Page:Mendès - Les 73 journées de la Commune, 1871.djvu/43

La bibliothèque libre.
Le texte de cette page a été corrigé et est conforme au fac-similé.

31
CE QUE J’Ai VU. — CE QU’ON RACONTE.

Nous verrons dans nos rues les barricades sanglantes, nous rencontrerons les sinistres brancards d’où pendent des mains noircies de poudre, et chaque femme pleurera, le soir, quand le mari tardera à rentrer, et les mères auront peur. La France, hélas ! la France, cette mère douloureuse aussi, succombera, tuée par ses propres enfants.

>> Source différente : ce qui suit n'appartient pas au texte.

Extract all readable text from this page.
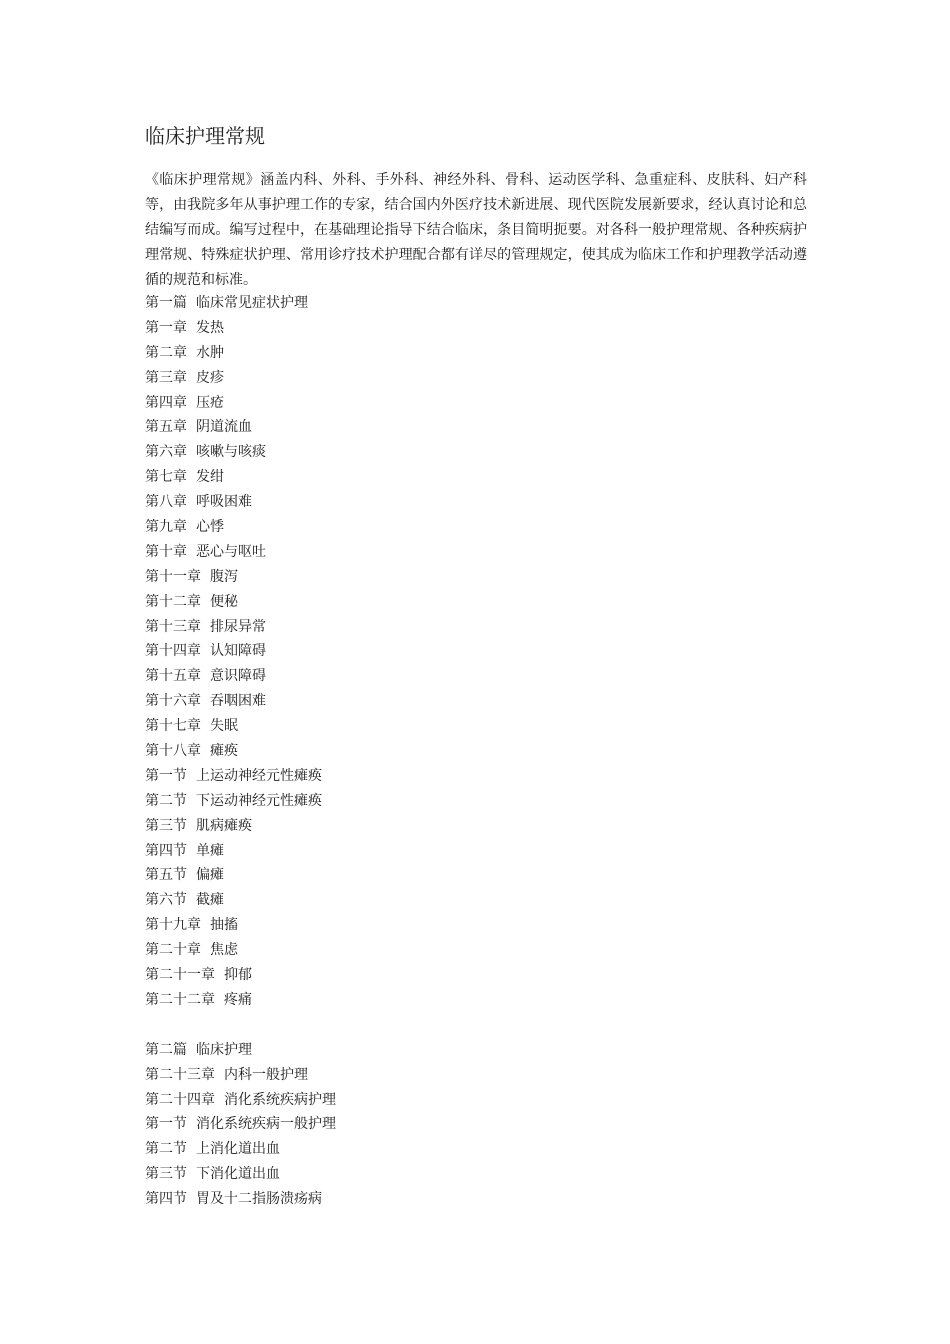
临床护理常规

《临床护理常规》涵盖内科、外科、手外科、神经外科、骨科、运动医学科、急重症科、皮肤科、妇产科等，由我院多年从事护理工作的专家，结合国内外医疗技术新进展、现代医院发展新要求，经认真讨论和总结编写而成。编写过程中，在基础理论指导下结合临床，条目简明扼要。对各科一般护理常规、各种疾病护理常规、特殊症状护理、常用诊疗技术护理配合都有详尽的管理规定，使其成为临床工作和护理教学活动遵循的规范和标准。

第一篇 临床常见症状护理
第一章 发热
第二章 水肿
第三章 皮疹
第四章 压疮
第五章 阴道流血
第六章 咳嗽与咳痰
第七章 发绀
第八章 呼吸困难
第九章 心悸
第十章 恶心与呕吐
第十一章 腹泻
第十二章 便秘
第十三章 排尿异常
第十四章 认知障碍
第十五章 意识障碍
第十六章 吞咽困难
第十七章 失眠
第十八章 瘫痪
第一节 上运动神经元性瘫痪
第二节 下运动神经元性瘫痪
第三节 肌病瘫痪
第四节 单瘫
第五节 偏瘫
第六节 截瘫
第十九章 抽搐
第二十章 焦虑
第二十一章 抑郁
第二十二章 疼痛
第二篇 临床护理
第二十三章 内科一般护理
第二十四章 消化系统疾病护理
第一节 消化系统疾病一般护理
第二节 上消化道出血
第三节 下消化道出血
第四节 胃及十二指肠溃疡病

Je sortais du passage Choiseul. J’allais, en compagnie d’un ami, vers les Tuileries, occupées depuis hier par un bataillon dévoué au Comité central. Arrivés au coin de la rue Saint-Roch et de la rue Neuve-des-Petits-Champs, nous vîmes, au bout de cette dernière, dans la direction de la rue de la Paix, une foule assez compacte.

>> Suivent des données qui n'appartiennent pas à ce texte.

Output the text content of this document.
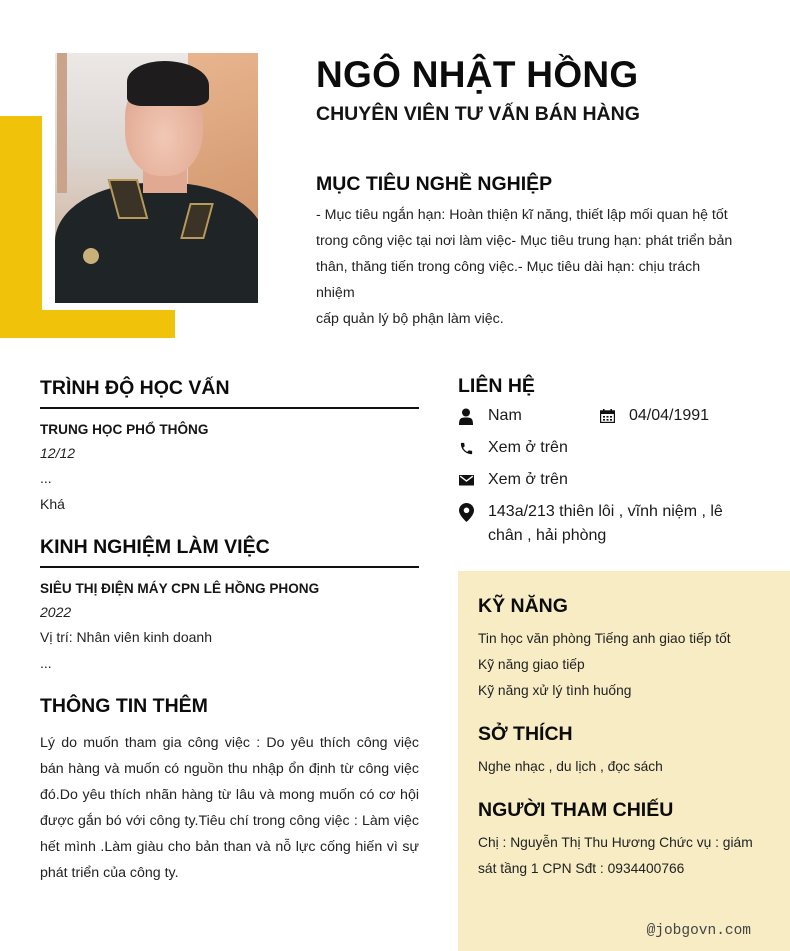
NGÔ NHẬT HỒNG
CHUYÊN VIÊN TƯ VẤN BÁN HÀNG
MỤC TIÊU NGHỀ NGHIỆP
- Mục tiêu ngắn hạn: Hoàn thiện kĩ năng, thiết lập mối quan hệ tốt
trong công việc tại nơi làm việc- Mục tiêu trung hạn: phát triển bản
thân, thăng tiến trong công việc.- Mục tiêu dài hạn: chịu trách nhiệm
cấp quản lý bộ phận làm việc.
TRÌNH ĐỘ HỌC VẤN
TRUNG HỌC PHỔ THÔNG
12/12
...
Khá
KINH NGHIỆM LÀM VIỆC
SIÊU THỊ ĐIỆN MÁY CPN LÊ HỒNG PHONG
2022
Vị trí: Nhân viên kinh doanh
...
THÔNG TIN THÊM
Lý do muốn tham gia công việc : Do yêu thích công việc bán hàng và muốn có nguồn thu nhập ổn định từ công việc đó.Do yêu thích nhãn hàng từ lâu và mong muốn có cơ hội được gắn bó với công ty.Tiêu chí trong công việc : Làm việc hết mình .Làm giàu cho bản than và nỗ lực cống hiến vì sự phát triển của công ty.
LIÊN HỆ
Nam	04/04/1991
Xem ở trên
Xem ở trên
143a/213 thiên lôi , vĩnh niệm , lê
chân , hải phòng
KỸ NĂNG
Tin học văn phòng Tiếng anh giao tiếp tốt
Kỹ năng giao tiếp
Kỹ năng xử lý tình huống
SỞ THÍCH
Nghe nhạc , du lịch , đọc sách
NGƯỜI THAM CHIẾU
Chị : Nguyễn Thị Thu Hương Chức vụ : giám
sát tầng 1 CPN Sđt : 0934400766
@jobgovn.com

— Que se passe-t-il donc ? demandai-je à mon ami.

— Je crois, me dit-il, que c’est une manifestation sans armes qui se rend à la place Vendôme. Tout-à-l’heure, elle est passée sur le boulevard, en criant : « Vive l’ordre ! »

En parlant ainsi, nous nous étions rapprochés de la rue de la Paix. Tout-à-coup un bruit horrible éclata. C’était la fusillade ! Une fumée blanche s’éleva le long des murs, et, de toutes parts, on crie, on s’épouvante, on fuit, et, à cent pas devant nous, je vois tomber une femme. Est-elle blessée ou morte ? Qu’est-ce que ce massacre ? Que s’est-il passé, à Paris, en plein jour, sous ce grand soleil soyeux ? Nous avons à peine le temps de gagner une rue transversale, et nous suivons la foule qui s’échappe, et les magasins se ferment, et la sinistre nouvelle se répand de toutes parts dans Paris consterné.

Elle se répand avec une rapidité extraordinaire, mais très-diversement ; ici on atténue, plus loin on exagère.